The titular gardener functions as a symbol of Christ, as well as the Christian message of redemption. Helen Turrell meets the gardener in a war cemetery, where she has come to visit the grave of her son, Michael, who has died in World War I. As the story explains, Michael is really Helen’s illegitimate son, but she raised him as her “nephew” for the sake of propriety. Helen meets this man, who she assumes to be the gardener, in the cemetery while she is lost among the graves. His compassion and instant understanding of her secret (even though she carefully and specifically introduces herself to him as Michael’s aunt) symbolize Christ’s forgiveness as part of the Christian message. This man tells Helen that he will “show her where her son lies,” swiftly unearthing her secret and freeing her of the burden of having to pretend to be the boy’s aunt. The gardener’s words also symbolize eternal life after death and the reunion of separated loved ones through the promise of Heaven.
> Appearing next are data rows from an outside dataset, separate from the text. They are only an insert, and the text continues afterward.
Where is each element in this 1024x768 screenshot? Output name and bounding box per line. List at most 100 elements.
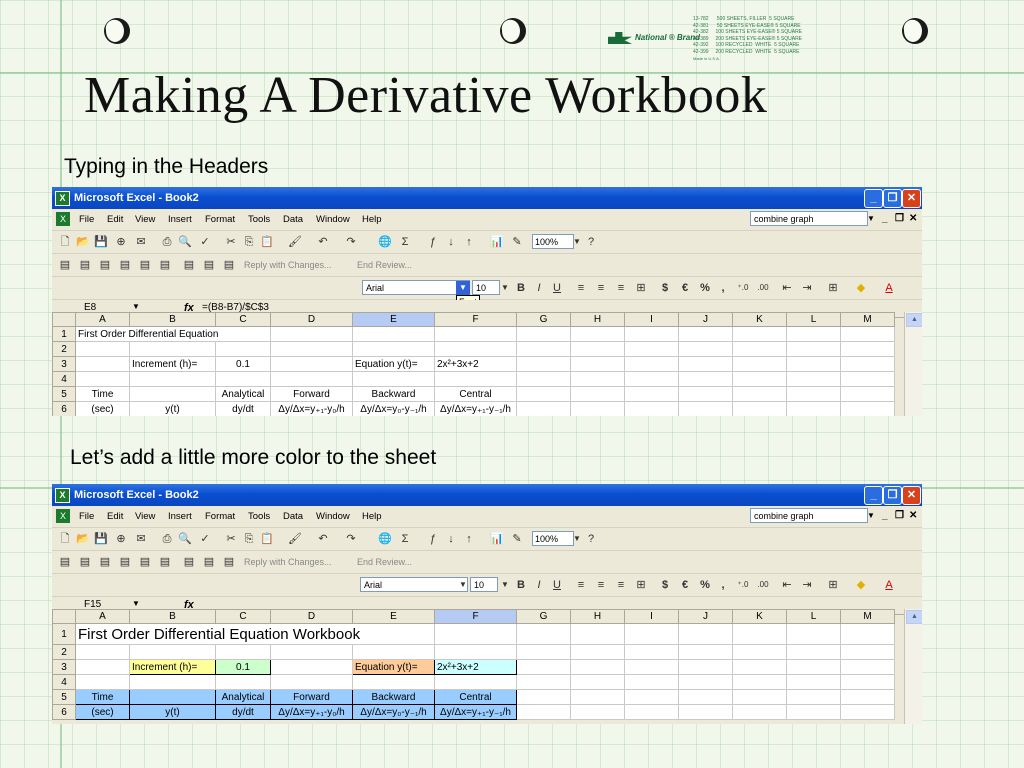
minimize-button[interactable]: _ — [864, 486, 883, 505]
sort-descending-icon[interactable]: ↑ — [462, 532, 476, 546]
cell-f6[interactable]: Δy/Δx=y₊₁-y₋₁/h — [434, 401, 517, 416]
doc-close-button[interactable]: ✕ — [909, 213, 917, 224]
cell-e3[interactable]: Equation y(t)= — [352, 659, 435, 675]
review-icon[interactable]: ▤ — [182, 555, 196, 569]
menu-format[interactable]: Format — [205, 214, 235, 225]
column-header[interactable]: A — [75, 312, 130, 327]
increase-indent-icon[interactable]: ⇥ — [800, 578, 814, 592]
cell-e5[interactable]: Backward — [352, 689, 435, 705]
open-icon[interactable]: 📂 — [76, 235, 90, 249]
insert-function-icon[interactable]: ƒ — [426, 532, 440, 546]
column-header[interactable]: K — [732, 609, 787, 624]
merge-center-icon[interactable]: ⊞ — [634, 578, 648, 592]
decrease-indent-icon[interactable]: ⇤ — [780, 281, 794, 295]
review-icon[interactable]: ▤ — [118, 555, 132, 569]
menu-tools[interactable]: Tools — [248, 214, 270, 225]
underline-button[interactable]: U — [550, 281, 564, 295]
column-header[interactable]: I — [624, 609, 679, 624]
percent-icon[interactable]: % — [698, 578, 712, 592]
column-header[interactable]: F — [434, 609, 517, 624]
review-icon[interactable]: ▤ — [98, 555, 112, 569]
menu-help[interactable]: Help — [362, 511, 382, 522]
cell-b3[interactable]: Increment (h)= — [129, 356, 216, 372]
workbook-icon[interactable]: X — [56, 212, 70, 226]
comma-icon[interactable]: , — [716, 578, 730, 592]
format-painter-icon[interactable]: 🖌 — [288, 532, 302, 546]
chart-wizard-icon[interactable]: 📊 — [490, 235, 504, 249]
excel-app-icon[interactable]: X — [55, 488, 70, 503]
print-icon[interactable]: ⎙ — [160, 235, 174, 249]
row-header[interactable]: 3 — [52, 356, 76, 372]
align-left-icon[interactable]: ≡ — [574, 578, 588, 592]
column-header[interactable]: J — [678, 312, 733, 327]
euro-icon[interactable]: € — [678, 281, 692, 295]
chevron-down-icon[interactable]: ▼ — [132, 302, 140, 311]
format-painter-icon[interactable]: 🖌 — [288, 235, 302, 249]
paste-icon[interactable]: 📋 — [260, 532, 274, 546]
row-header[interactable]: 6 — [52, 401, 76, 416]
cell-f3[interactable]: 2x²+3x+2 — [434, 659, 517, 675]
cell-a6[interactable]: (sec) — [75, 704, 130, 720]
window-title-bar[interactable]: X Microsoft Excel - Book2 _ ❐ ✕ — [52, 484, 922, 506]
cut-icon[interactable]: ✂ — [224, 532, 238, 546]
email-icon[interactable]: ✉ — [134, 235, 148, 249]
chevron-down-icon[interactable]: ▼ — [867, 511, 875, 520]
column-header[interactable]: F — [434, 312, 517, 327]
menu-data[interactable]: Data — [283, 511, 303, 522]
redo-icon[interactable]: ↷ — [344, 532, 358, 546]
menu-edit[interactable]: Edit — [107, 511, 123, 522]
end-review[interactable]: End Review... — [357, 557, 412, 567]
reply-with-changes[interactable]: Reply with Changes... — [244, 557, 332, 567]
drawing-icon[interactable]: ✎ — [510, 235, 524, 249]
review-icon[interactable]: ▤ — [138, 258, 152, 272]
align-center-icon[interactable]: ≡ — [594, 578, 608, 592]
hyperlink-icon[interactable]: 🌐 — [378, 532, 392, 546]
column-header[interactable]: L — [786, 312, 841, 327]
autosum-icon[interactable]: Σ — [398, 532, 412, 546]
row-header[interactable]: 5 — [52, 689, 76, 705]
scroll-up-icon[interactable]: ▲ — [906, 313, 922, 327]
column-header[interactable]: B — [129, 312, 216, 327]
excel-app-icon[interactable]: X — [55, 191, 70, 206]
review-icon[interactable]: ▤ — [78, 258, 92, 272]
open-icon[interactable]: 📂 — [76, 532, 90, 546]
bold-button[interactable]: B — [514, 578, 528, 592]
cell-b6[interactable]: y(t) — [129, 704, 216, 720]
cell-f5[interactable]: Central — [434, 386, 517, 402]
column-header[interactable]: E — [352, 609, 435, 624]
column-header[interactable]: C — [215, 609, 271, 624]
column-header[interactable]: A — [75, 609, 130, 624]
currency-icon[interactable]: $ — [658, 578, 672, 592]
review-icon[interactable]: ▤ — [182, 258, 196, 272]
align-right-icon[interactable]: ≡ — [614, 578, 628, 592]
save-icon[interactable]: 💾 — [94, 532, 108, 546]
align-right-icon[interactable]: ≡ — [614, 281, 628, 295]
menu-file[interactable]: File — [79, 214, 94, 225]
menu-insert[interactable]: Insert — [168, 511, 192, 522]
print-preview-icon[interactable]: 🔍 — [178, 532, 192, 546]
merge-center-icon[interactable]: ⊞ — [634, 281, 648, 295]
new-icon[interactable]: 🗋 — [58, 235, 72, 249]
row-header[interactable]: 2 — [52, 644, 76, 660]
decrease-decimal-icon[interactable]: .00 — [756, 578, 770, 592]
column-header[interactable]: L — [786, 609, 841, 624]
italic-button[interactable]: I — [532, 578, 546, 592]
align-left-icon[interactable]: ≡ — [574, 281, 588, 295]
column-header[interactable]: K — [732, 312, 787, 327]
chevron-down-icon[interactable]: ▼ — [570, 235, 584, 249]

The fact that the man is described as a gardener is also symbolic of Mary Magdalene’s meeting with Christ in the biblical story of Christ’s Resurrection in the Book of John. While looking for Christ’s body outside the tomb in which he has been buried, Mary Magdalene meets a man whom she thinks is the gardener, but is really the resurrected Jesus. She asks the man to help her find Christ’s body, just as Helen asks the gardener in the cemetery to help her find Michael’s grave. The idea of the man being a gardener in Kipling’s story is also symbolic of Christ caring for human souls just as the gardener in the story is tending to the “young plants” in the graveyard. Christ’s compassion towards Helen, despite his knowledge of her secret, demonstrates the potential for forgiveness in the Christian message and the image of the “young plants” suggest rejuvenation, or new life after death, after World War I.
The Gardener Quotes in The Gardener
Helen, presently, found herself pulling down the house-blinds one after another with great care, and saying earnestly to each one: “Missing always means dead.” Then she took her place in the dreary procession that was impelled to go through a series of unprofitable emotions. The Rector, of course, preached hope and prophesized word, very soon, from a prison camp. Several friends too, told her perfectly truthful tales, but always about other women, to whom, after months and months of silence, their missing had been miraculously restored.
“Lieutenant Michael Turrell—my nephew,” said Helen slowly and word for word, as she had many thousands of times in her life. The man lifted his eyes and looked at her with infinite compassion before he turned from the fresh-sown toward the naked black crosses. “Come with me,” he said, “and I will show you where your son lies.”